I fell asleep last night listening to a podcast on my Android and sometime in the night had a dream about my Aunt answering the phone with noone on the other end of the line. I checked my phone log this morning and found either my stomach or my autonomous telephone actually had called her in the night. My log also shows that I called a hotel in Barcelona a couple days ago. Not sure how that works.
Seeing those calls in my call log made me recall a conversation we had with an expat in the Santiago bus station shortly after arriving. He assuredly informed us that the NSA is monitoring communications from US citizens in Chile, implying that they can control our equipment due to the malware they install on our devices. I can see now that he is right, though why the NSA would want to disturb my Aunt in the night is beyond me.
Yesterday worked like clockwork for us. We got up early, walked to a nearby hotel that serves breakfast on the 14th floor so we could watch the first rays of the Sun illuminate the Andes. We got to see the first rays, then the clouds moved in to the east and then it was in shadows again.
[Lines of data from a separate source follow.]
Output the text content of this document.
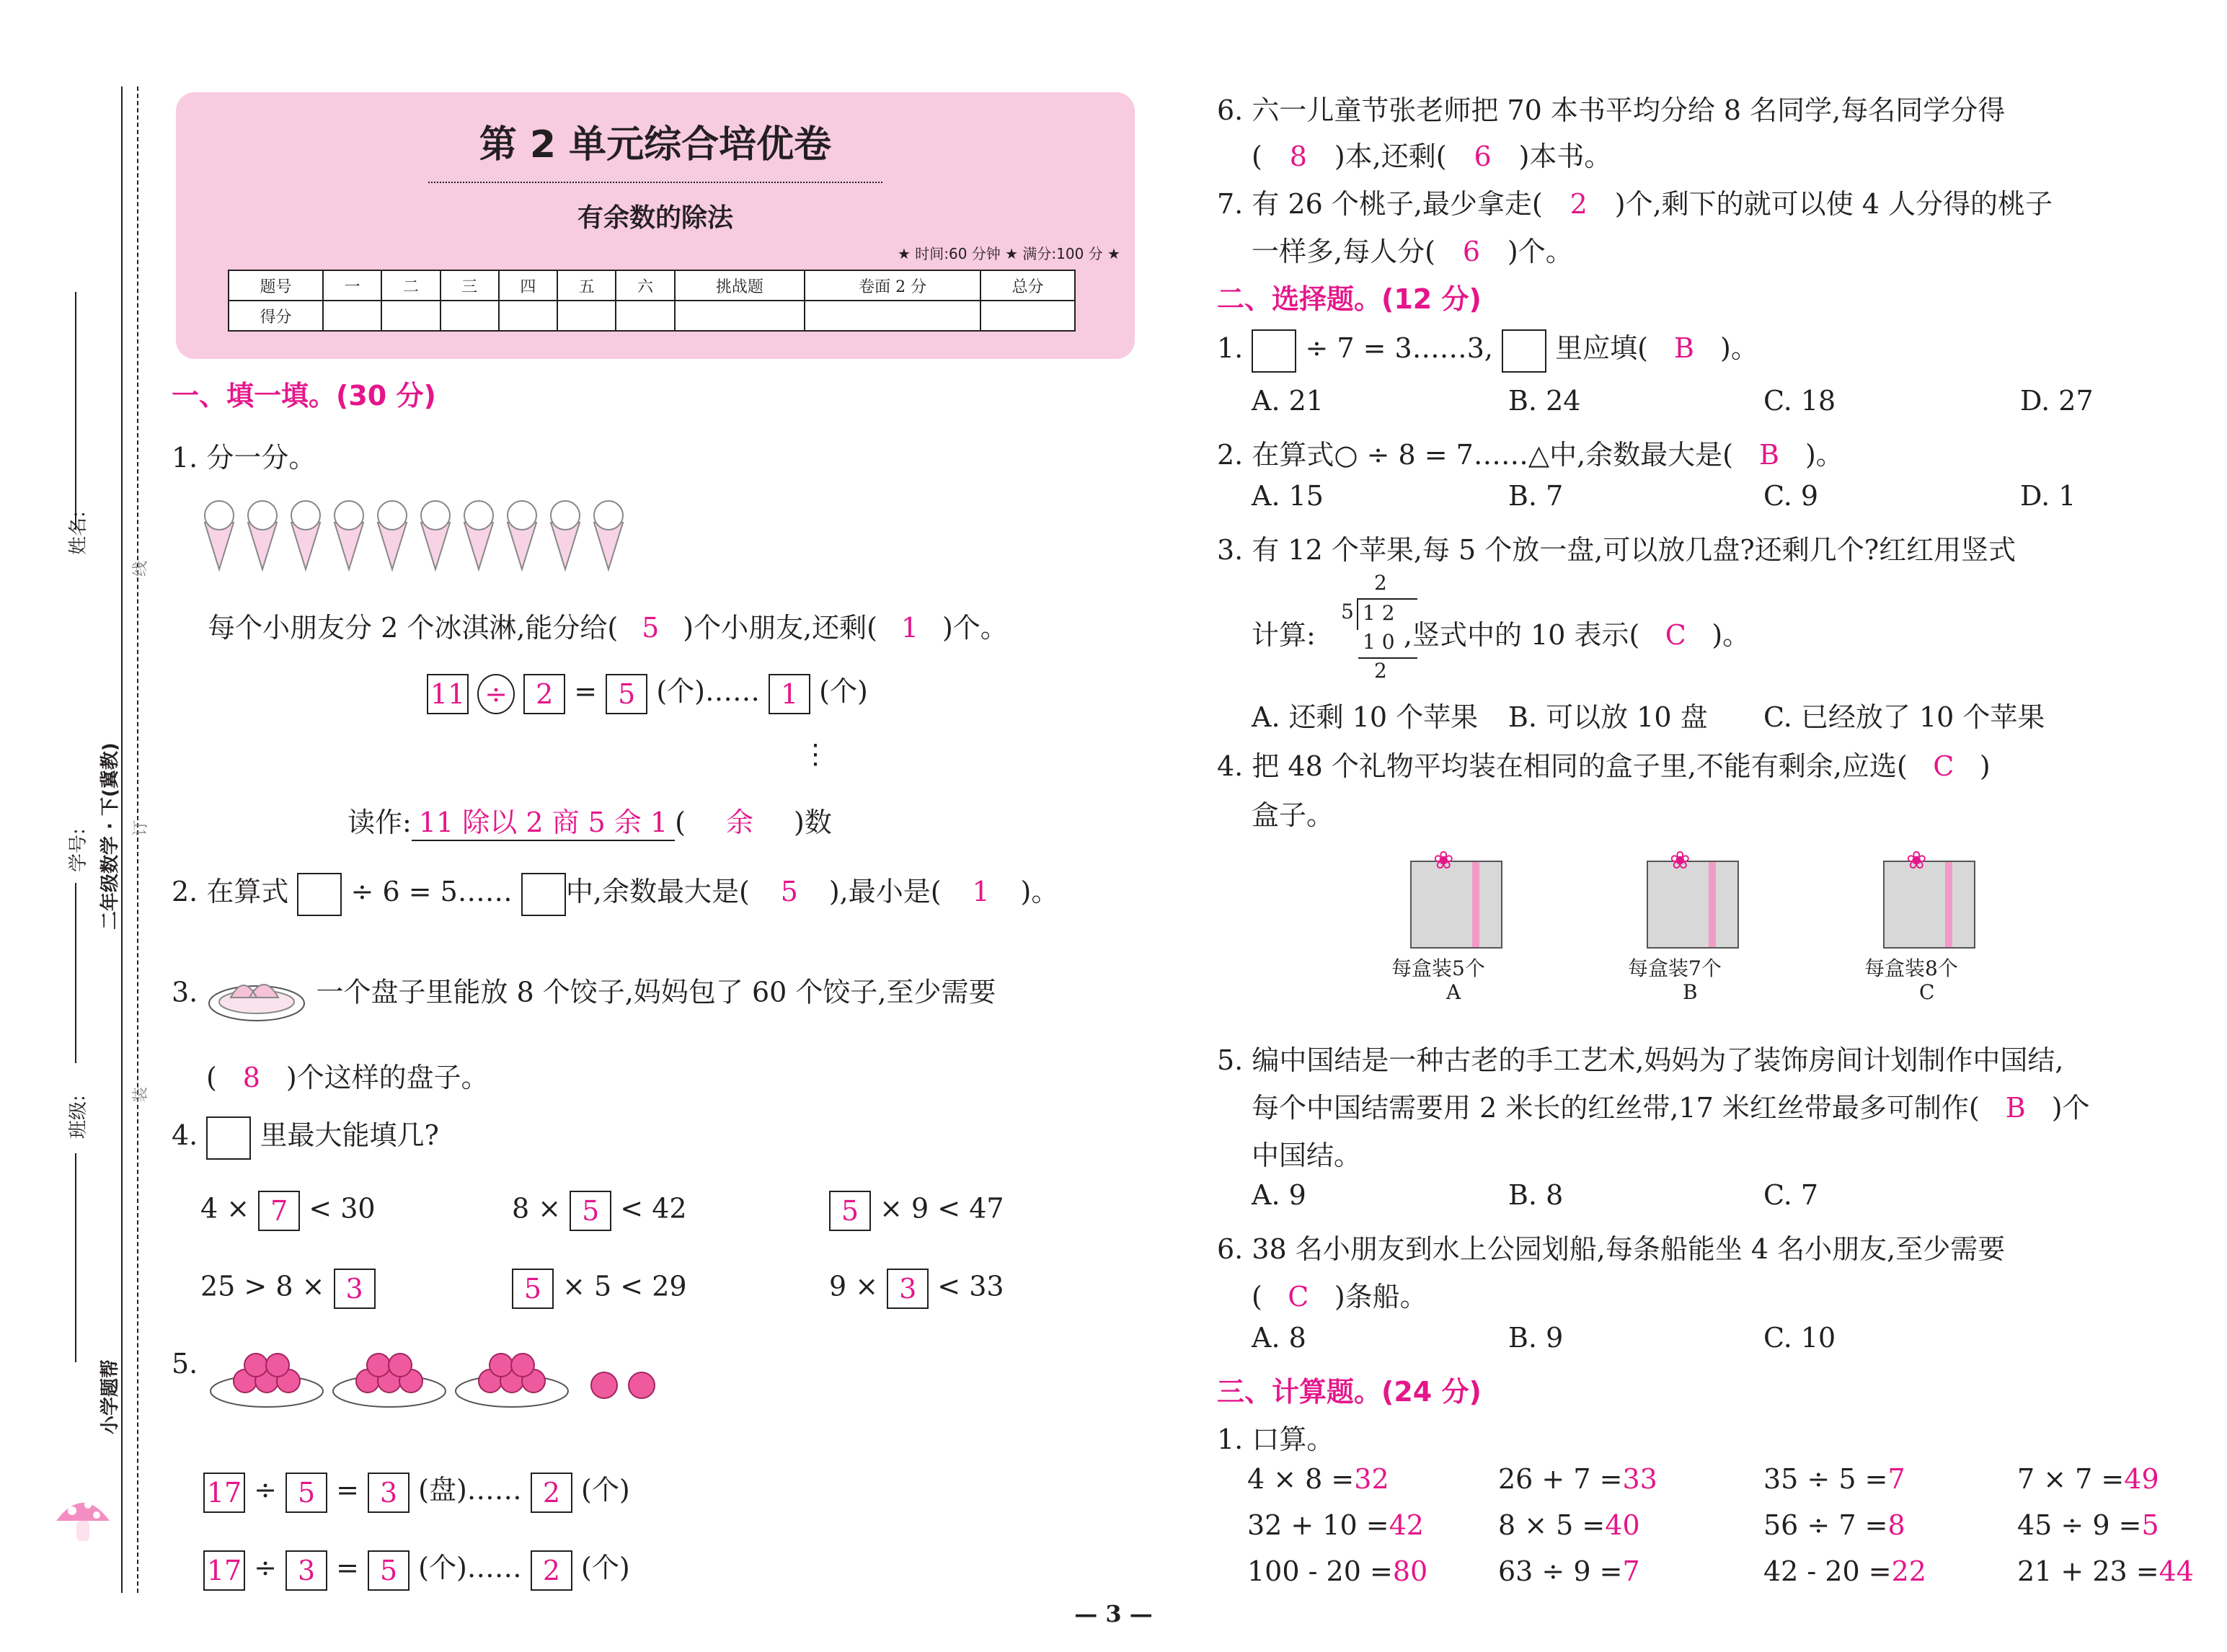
姓名:
学号:
班级:
二年级数学 · 下(冀教)
小学题帮
线
订
装
第 2 单元综合培优卷
有余数的除法
★ 时间:60 分钟 ★ 满分:100 分 ★
题号	一	二	三	四	五	六	挑战题	卷面 2 分	总分
得分									
一、填一填。(30 分)
1. 分一分。
每个小朋友分 2 个冰淇淋,能分给( 5 )个小朋友,还剩( 1 )个。
11 ÷ 2 = 5 (个)…… 1 (个)
⋮
读作: 11 除以 2 商 5 余 1 ( 余 )数
2. 在算式 ÷ 6 = 5…… 中,余数最大是( 5 ),最小是( 1 )。
3.	一个盘子里能放 8 个饺子,妈妈包了 60 个饺子,至少需要
( 8 )个这样的盘子。
4. 里最大能填几?
4 × 7 < 30	8 × 5 < 42	5 × 9 < 47
25 > 8 × 3	5 × 5 < 29	9 × 3 < 33
5.
17 ÷ 5 = 3 (盘)…… 2 (个)
17 ÷ 3 = 5 (个)…… 2 (个)
6. 六一儿童节张老师把 70 本书平均分给 8 名同学,每名同学分得
( 8 )本,还剩( 6 )本书。
7. 有 26 个桃子,最少拿走( 2 )个,剩下的就可以使 4 人分得的桃子
一样多,每人分( 6 )个。
二、选择题。(12 分)
1. ÷ 7 = 3……3, 里应填( B )。
A. 21	B. 24	C. 18	D. 27
2. 在算式○ ÷ 8 = 7……△中,余数最大是( B )。
A. 15	B. 7	C. 9	D. 1
3. 有 12 个苹果,每 5 个放一盘,可以放几盘?还剩几个?红红用竖式
计算:	,竖式中的 10 表示( C )。
2
5 1 2
1 0
2
A. 还剩 10 个苹果 B. 可以放 10 盘 C. 已经放了 10 个苹果
4. 把 48 个礼物平均装在相同的盒子里,不能有剩余,应选( C )
盒子。
❀
每盒装5个
A
❀
每盒装7个
B
❀
每盒装8个
C
5. 编中国结是一种古老的手工艺术,妈妈为了装饰房间计划制作中国结,
每个中国结需要用 2 米长的红丝带,17 米红丝带最多可制作( B )个
中国结。
A. 9	B. 8	C. 7
6. 38 名小朋友到水上公园划船,每条船能坐 4 名小朋友,至少需要
( C )条船。
A. 8	B. 9	C. 10
三、计算题。(24 分)
1. 口算。
4 × 8 =32	26 + 7 =33	35 ÷ 5 =7	7 × 7 =49
32 + 10 =42	8 × 5 =40	56 ÷ 7 =8	45 ÷ 9 =5
100 - 20 =80	63 ÷ 9 =7	42 - 20 =22	21 + 23 =44
— 3 —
The sights during bus ride through the Andes were spectacular. From our upstairs seats we caught many great views, however I was a bit envious to the folks who had the front row seats since they had the full effect seeing the oncoming panorama. The formations of the peaks and valleys spoke of the incredible violence of the Earth’s formation.
Here are a few shots through the bus window, some of which are marred by reflections from inside the bus.
It took quite a while to clear customs at the border. Everyone had to get off the bus, go through passport control, have our baggage and persons scanned for contraband while the police scoured the inside, undercarriage and engine compartment. The biggest delay was due to there being many buses going through customs before us.
Santiago could be a poster city for the effects of population growth. From the time we got off the bus it was clear that we were walking where others were planning to walk and if we stopped we were clearly in someone’s way. I’ve been in crowded cities, of course, particularly Mexico City, where too many people are packed into too small spaces. I thought it would get better after we got out of the bus terminal and subway, but it did not abate that much.
Our apartment is in Barrio Lastarria, a very cosmopolitan neighborhood with lots of pubs, cafes, restaurants and sidewalk merchants.
We look forward to seeing the city, but also anticipate a couple day trips to Valparaiso and Vina del Mar. We’ll not do those trips on the weekend.
After close to a month in Argentina we are a bit shocked by prices in Chile. Things cost slightly less than in the US, but significantly more than Argentina. Food is very expensive in the stores, which is somewhat surprising given its availability. Perhaps I have a skewed perspective since we are in a big city.
Sidewalk vendors line the sidewalks of this neighborhood, perhaps amplifying the crowded conditions. I watched one young woman lighting what looked suspiciously like a hash pipe, and checking on the legality of marijuana in Chile, found that Chile has the highest per capita marijuana usage in Latin America. Perhaps that explains the number of people walking into me better than the population density.
How much produce does Chile send to the US? Some fruit, for sure, but I would imagine more than just grapes, since their growing season is during our winter season.
I wonder if gringos competing for their produce is why Chilean food is more expensive?
This is a good question. Argentina sends a lot of produce to the north as well and food costs are not significantly inflated. I think Chile has a stronger economy. Perhaps it is related to the relative affluence vis a vis its neighbors.
Charlie, I want to Thank you and Paula for sharing your trip with us. The pics. are beautiful. Have fun and be safe on your adventures.